Please note that for the final winner selection, a constraint on the missing/refusal rate will be applied. Solutions with high missing rates may be disqualified, even if other metrics are strong.
What specifically is the high missing rate?
The high missing rate need extra clarification, either as a hard constraint, of fuse into the final metric. As it will significantly impact the strategies of whether to provide a answer, it might be better to extend the competition for 1 or 2 week. Peasonly I do not think It is not a good idea to change the rule at this time point.
Hi Participants,
To provide more context to this important update:
The Missing Rate for a model refers to the rate at which the model refuses to answer a question by saying, “i dont know”. We have noticed that many of the current top solutions have a Missing Rate close to 90%, which is clearly unintended even if encouraged by the evaluation metric used for the current leaderboards. This is also very much against the spirit of the competition.
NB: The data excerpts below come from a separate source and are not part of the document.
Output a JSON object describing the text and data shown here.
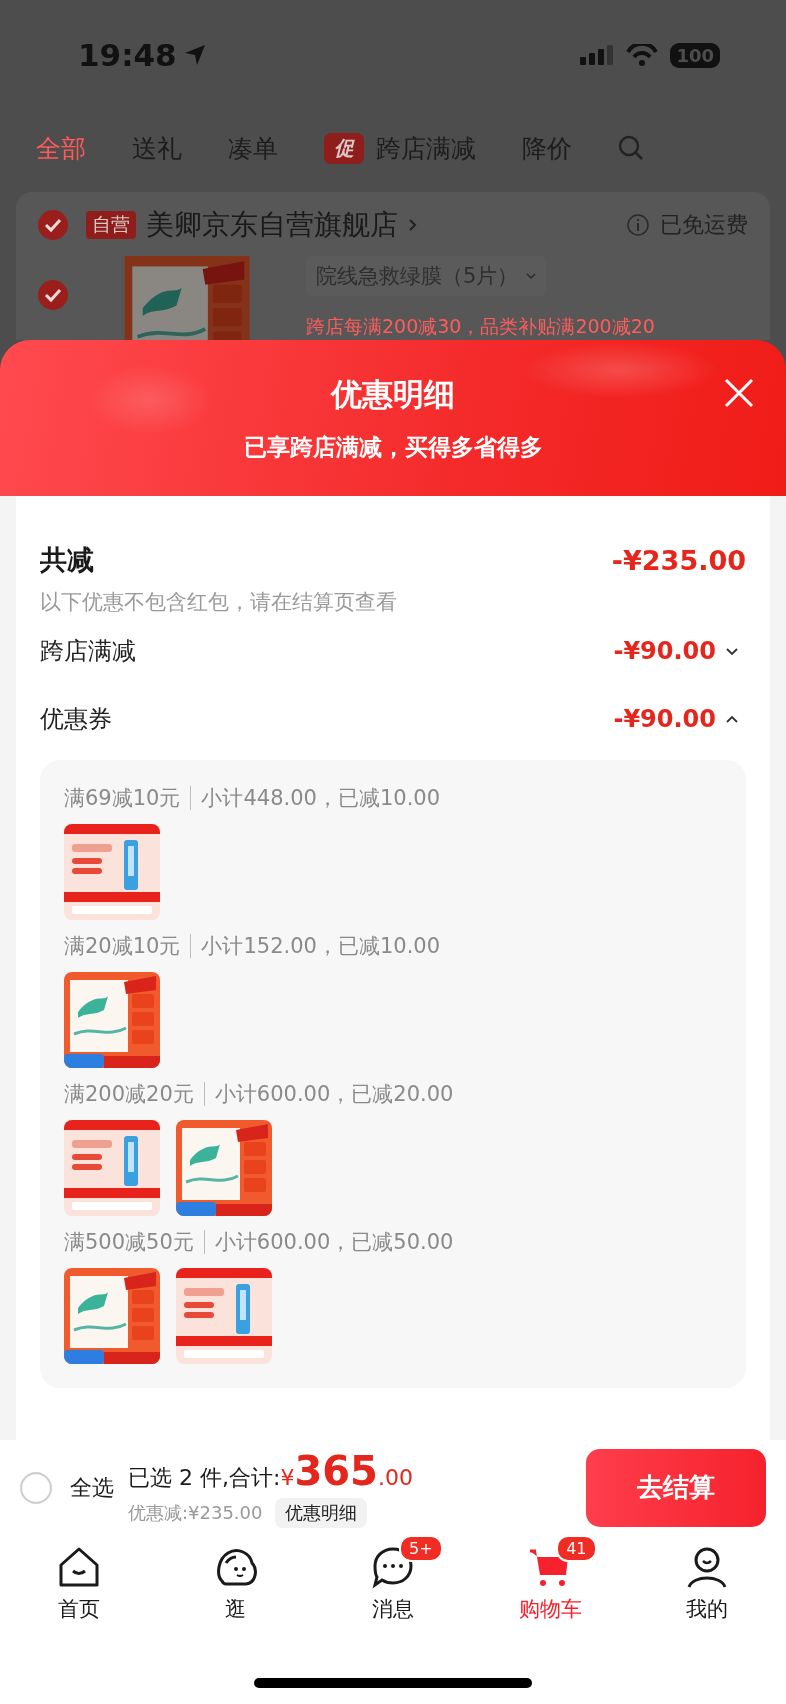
{
  "status_bar": {
    "time": "19:48",
    "battery": "100"
  },
  "filter_tabs": [
    {
      "label": "全部",
      "selected": true
    },
    {
      "label": "送礼",
      "selected": false
    },
    {
      "label": "凑单",
      "selected": false
    },
    {
      "label": "跨店满减",
      "badge": "促",
      "selected": false
    },
    {
      "label": "降价",
      "selected": false
    }
  ],
  "store": {
    "checked": true,
    "tag": "自营",
    "name": "美卿京东自营旗舰店",
    "shipping": "已免运费"
  },
  "product": {
    "checked": true,
    "variant": "院线急救绿膜（5片）",
    "promo": "跨店每满200减30，品类补贴满200减20"
  },
  "sheet": {
    "title": "优惠明细",
    "subtitle": "已享跨店满减，买得多省得多"
  },
  "summary": {
    "label": "共减",
    "amount": "-¥235.00",
    "note": "以下优惠不包含红包，请在结算页查看"
  },
  "discounts": [
    {
      "label": "跨店满减",
      "amount": "-¥90.00",
      "expanded": false
    },
    {
      "label": "优惠券",
      "amount": "-¥90.00",
      "expanded": true,
      "groups": [
        {
          "rule": "满69减10元",
          "detail": "小计448.00，已减10.00"
        },
        {
          "rule": "满20减10元",
          "detail": "小计152.00，已减10.00"
        },
        {
          "rule": "满200减20元",
          "detail": "小计600.00，已减20.00"
        },
        {
          "rule": "满500减50元",
          "detail": "小计600.00，已减50.00"
        }
      ]
    }
  ],
  "checkout_bar": {
    "select_all": {
      "label": "全选",
      "checked": false
    },
    "selected_text": "已选 2 件,合计:",
    "total": "¥365.00",
    "discount_text": "优惠减:¥235.00",
    "detail_button": "优惠明细",
    "checkout_button": "去结算"
  },
  "bottom_nav": [
    {
      "label": "首页",
      "kind": "home",
      "selected": false
    },
    {
      "label": "逛",
      "kind": "browse",
      "selected": false
    },
    {
      "label": "消息",
      "kind": "message",
      "badge": "5+",
      "selected": false
    },
    {
      "label": "购物车",
      "kind": "cart",
      "badge": "41",
      "selected": true
    },
    {
      "label": "我的",
      "kind": "profile",
      "selected": false
    }
  ]
}
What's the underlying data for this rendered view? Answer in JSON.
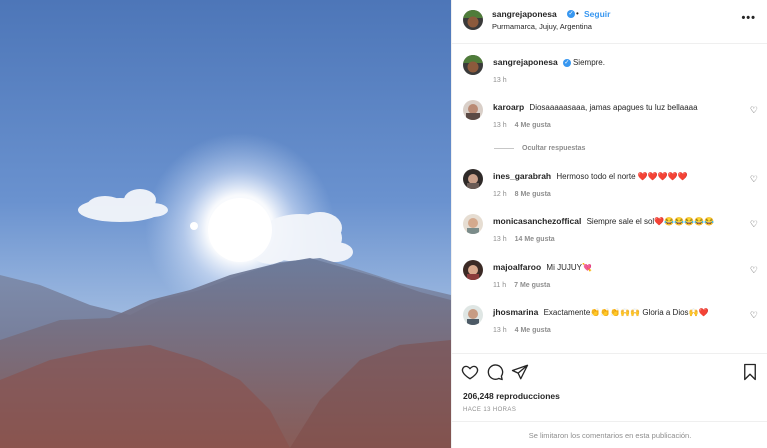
{
  "post": {
    "username": "sangrejaponesa",
    "verified_mark": "✓",
    "separator": "•",
    "follow_label": "Seguir",
    "location": "Purmamarca, Jujuy, Argentina",
    "more_icon": "more-horizontal-icon",
    "more_glyph": "•••"
  },
  "caption": {
    "username": "sangrejaponesa",
    "text": "Siempre.",
    "time": "13 h"
  },
  "comments": [
    {
      "username": "karoarp",
      "text": "Diosaaaaasaaa, jamas apagues tu luz bellaaaa",
      "time": "13 h",
      "likes": "4 Me gusta"
    },
    {
      "username": "ines_garabrah",
      "text": "Hermoso todo el norte ❤️❤️❤️❤️❤️",
      "time": "12 h",
      "likes": "8 Me gusta"
    },
    {
      "username": "monicasanchezoffical",
      "text": "Siempre sale el sol❤️😂😂😂😂😂",
      "time": "13 h",
      "likes": "14 Me gusta"
    },
    {
      "username": "majoalfaroo",
      "text": "Mi JUJUY💘",
      "time": "11 h",
      "likes": "7 Me gusta"
    },
    {
      "username": "jhosmarina",
      "text": "Exactamente👏👏👏🙌🙌 Gloria a Dios🙌❤️",
      "time": "13 h",
      "likes": "4 Me gusta"
    }
  ],
  "hide_replies_label": "Ocultar respuestas",
  "actions": {
    "views_count": "206,248",
    "views_label": "reproducciones",
    "time_ago": "HACE 13 HORAS",
    "comments_limited": "Se limitaron los comentarios en esta publicación."
  },
  "icons": [
    "heart-icon",
    "comment-icon",
    "share-icon",
    "bookmark-icon"
  ],
  "colors": {
    "accent": "#3897f0",
    "heart": "#ed4956",
    "muted": "#8e8e8e"
  }
}
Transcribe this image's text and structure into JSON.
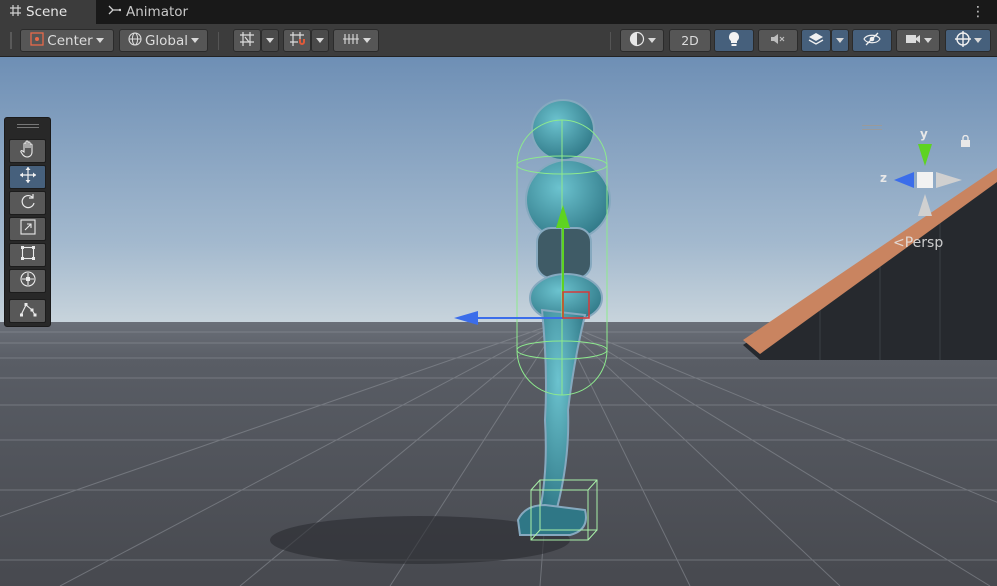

We would like to remind the participants that the final winners will not be determined by the Round 2 leaderboard scores, but by the result of the final Human Evaluation phase.
The Human Annotators understand the models they are evaluating are supposed to be meaningful QA systems, and we believe that brute optimization of the Missing Rate, will lead to lower scores in the final Human Evaluation phase.
Best,
Meta Organizers
How to submit the final solution? Will we have a chance to submit a final version in the end?
What’s the value of the constraint?
@Jiaqi But only the rank 10 teams got human annotation. While in current leader board, it’s impossible to get in top10 without a high missing rate strategy. If the leaderboard metric remained unchanged, there is no way to decrease the missing rate, which totally doesn’t make sense.
@Jiaqi
Please explain about detail of your evaluation announcement.
-
In Single-Source Augmentation almost team missing score is over 90%.
(e.g. my team have almost 91% missing)
Almost team disqualified in Single-Source Augmentation in now in human eval metrics. is that correct? -
Please tell us the approximate missing rate.
Without a benchmark, I can’t know whether the model I’ve trained is good enough.
@Jiaqi
Please consider stating all your potential requirements clearly, because the competition time is very limited. Every new requirement or rule from the organizers forces us to readjust our pipeline, adapt the dataset, modify the model architecture, retrain the model, and optimize inference in the specific environment. This is very time-consuming.
So, what’s the value of the constraint?
Can we choose our final solution from our submissions? Our Task 1 shows a missing rate over 0.9 on the leaderboard now, but if possible, we’d like to select a submission with a missing rate below 0.9.
So what are the specific standards?
Yes, you will. As with the previous challenges, we will send out a webform, asking you to indicate your final submission(s). It has to be indexed via a valid submission ID though.